Boys have a higher incidence of CAP across all ages.[1]​​[2][3]

prematurity

Prematurity is one of the most important risk factors associated with respiratory diseases. CAP affects preterm infants at a higher rate than infants of more advanced gestational age.[1]​​[2][3]​ Prematurity is also a risk factor for severe disease.[9]

chronic underlying condition

Among the long-term conditions associated with a higher risk of developing CAP, and particularly complicated CAP, are: immunodeficiency; malnutrition; chronic lung disease; congenital heart disease; neurodisability; cerebral palsy; cystic fibrosis; and a history of severe and/or complicated and/or recurrent pneumonia.[1]​​[2][3]

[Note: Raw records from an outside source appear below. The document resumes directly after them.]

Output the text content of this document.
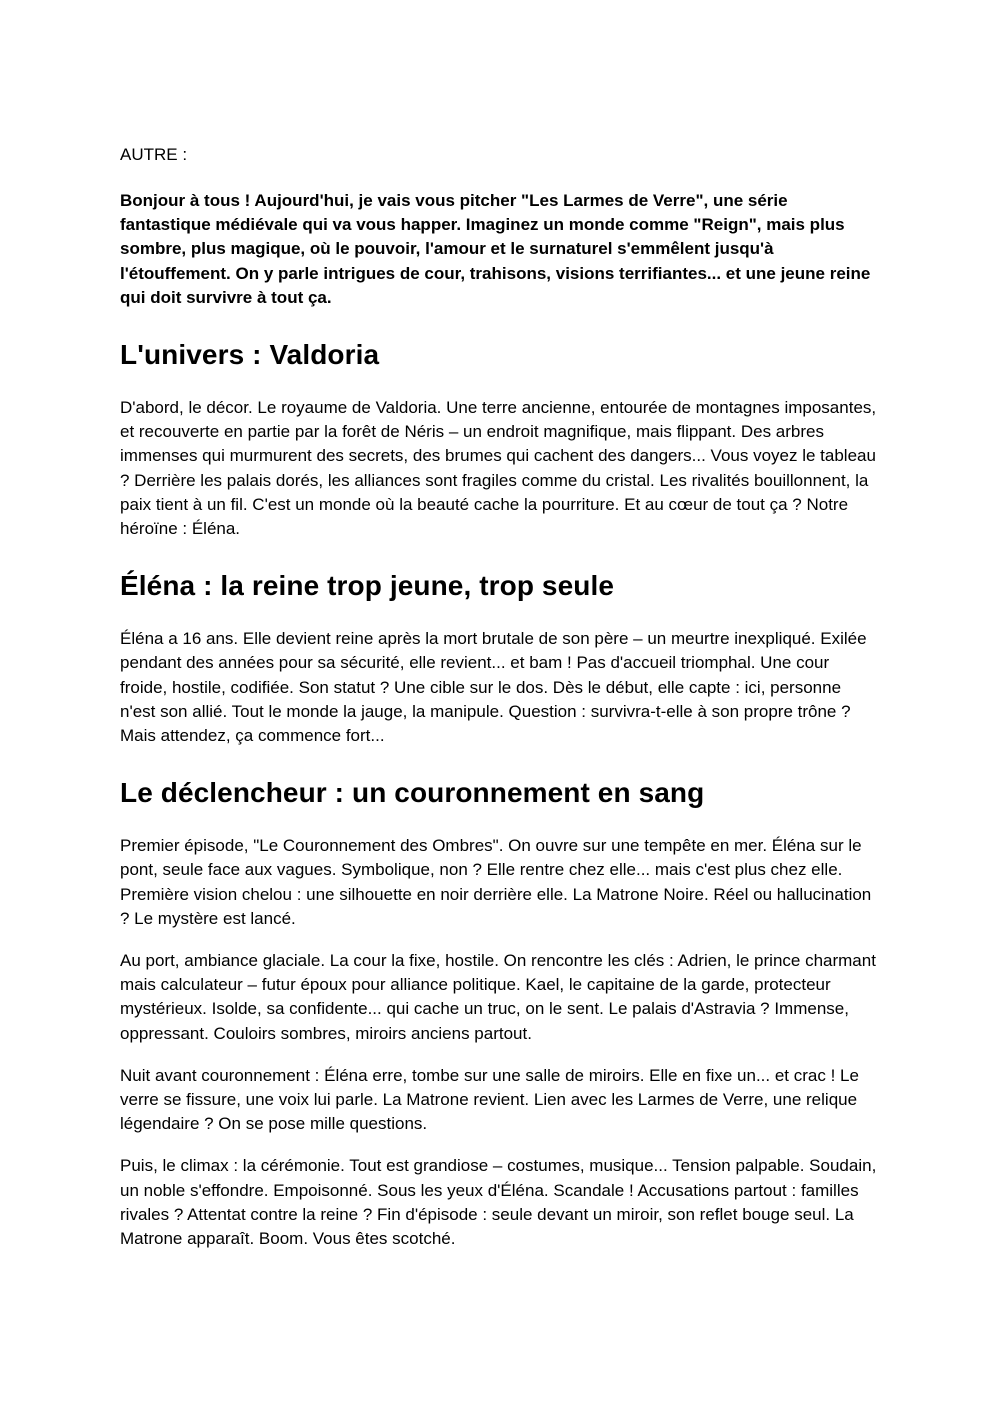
AUTRE :

Bonjour à tous ! Aujourd'hui, je vais vous pitcher "Les Larmes de Verre", une série fantastique médiévale qui va vous happer. Imaginez un monde comme "Reign", mais plus sombre, plus magique, où le pouvoir, l'amour et le surnaturel s'emmêlent jusqu'à l'étouffement. On y parle intrigues de cour, trahisons, visions terrifiantes... et une jeune reine qui doit survivre à tout ça.

L'univers : Valdoria

D'abord, le décor. Le royaume de Valdoria. Une terre ancienne, entourée de montagnes imposantes, et recouverte en partie par la forêt de Néris – un endroit magnifique, mais flippant. Des arbres immenses qui murmurent des secrets, des brumes qui cachent des dangers... Vous voyez le tableau ? Derrière les palais dorés, les alliances sont fragiles comme du cristal. Les rivalités bouillonnent, la paix tient à un fil. C'est un monde où la beauté cache la pourriture. Et au cœur de tout ça ? Notre héroïne : Éléna.

Éléna : la reine trop jeune, trop seule

Éléna a 16 ans. Elle devient reine après la mort brutale de son père – un meurtre inexpliqué. Exilée pendant des années pour sa sécurité, elle revient... et bam ! Pas d'accueil triomphal. Une cour froide, hostile, codifiée. Son statut ? Une cible sur le dos. Dès le début, elle capte : ici, personne n'est son allié. Tout le monde la jauge, la manipule. Question : survivra-t-elle à son propre trône ? Mais attendez, ça commence fort...

Le déclencheur : un couronnement en sang

Premier épisode, "Le Couronnement des Ombres". On ouvre sur une tempête en mer. Éléna sur le pont, seule face aux vagues. Symbolique, non ? Elle rentre chez elle... mais c'est plus chez elle. Première vision chelou : une silhouette en noir derrière elle. La Matrone Noire. Réel ou hallucination ? Le mystère est lancé.

Au port, ambiance glaciale. La cour la fixe, hostile. On rencontre les clés : Adrien, le prince charmant mais calculateur – futur époux pour alliance politique. Kael, le capitaine de la garde, protecteur mystérieux. Isolde, sa confidente... qui cache un truc, on le sent. Le palais d'Astravia ? Immense, oppressant. Couloirs sombres, miroirs anciens partout.

Nuit avant couronnement : Éléna erre, tombe sur une salle de miroirs. Elle en fixe un... et crac ! Le verre se fissure, une voix lui parle. La Matrone revient. Lien avec les Larmes de Verre, une relique légendaire ? On se pose mille questions.

Puis, le climax : la cérémonie. Tout est grandiose – costumes, musique... Tension palpable. Soudain, un noble s'effondre. Empoisonné. Sous les yeux d'Éléna. Scandale ! Accusations partout : familles rivales ? Attentat contre la reine ? Fin d'épisode : seule devant un miroir, son reflet bouge seul. La Matrone apparaît. Boom. Vous êtes scotché.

history of severe and/or complicated and/or recurrent pneumonia

A history of recurrent pneumonia or of severe or complicated pneumonia increases the risk of progressing to severe or complicated CAP.[3]

inhaled foreign body

An undiagnosed and retained inhaled foreign body may result in CAP or complicated CAP (e.g., atelectasis, bronchiectasis, lung abscess).[2]

indoor air pollution

Indoor air pollution caused by cooking and heating with biomass fuels, such as wood or dung, increases the risk of CAP.[1]​​[2][3]

overcrowded housing

Data suggest that household crowding puts young children at increased risk of acute lower respiratory infection because it increases the rate of cross-infection among the family. Pathogen agents are easily and rapidly transmitted in crowded and ill-ventilated rooms where people are talking, sneezing, or coughing, thanks to air droplets and aerosols.[1]​​[2][3]

parental smoking

Children exposed to passive smoking have an increased likelihood of emergency unit visit and hospital admission for respiratory illness; however, these data are not specific for CAP.[1]​​[2][3]

anatomical lesion such as vascular ring or sling

A vascular ring or sling (a type of congenital aortic arch anomaly) can result in compression of the trachea and predispose a child to recurrent lower respiratory tract infections.[13][14]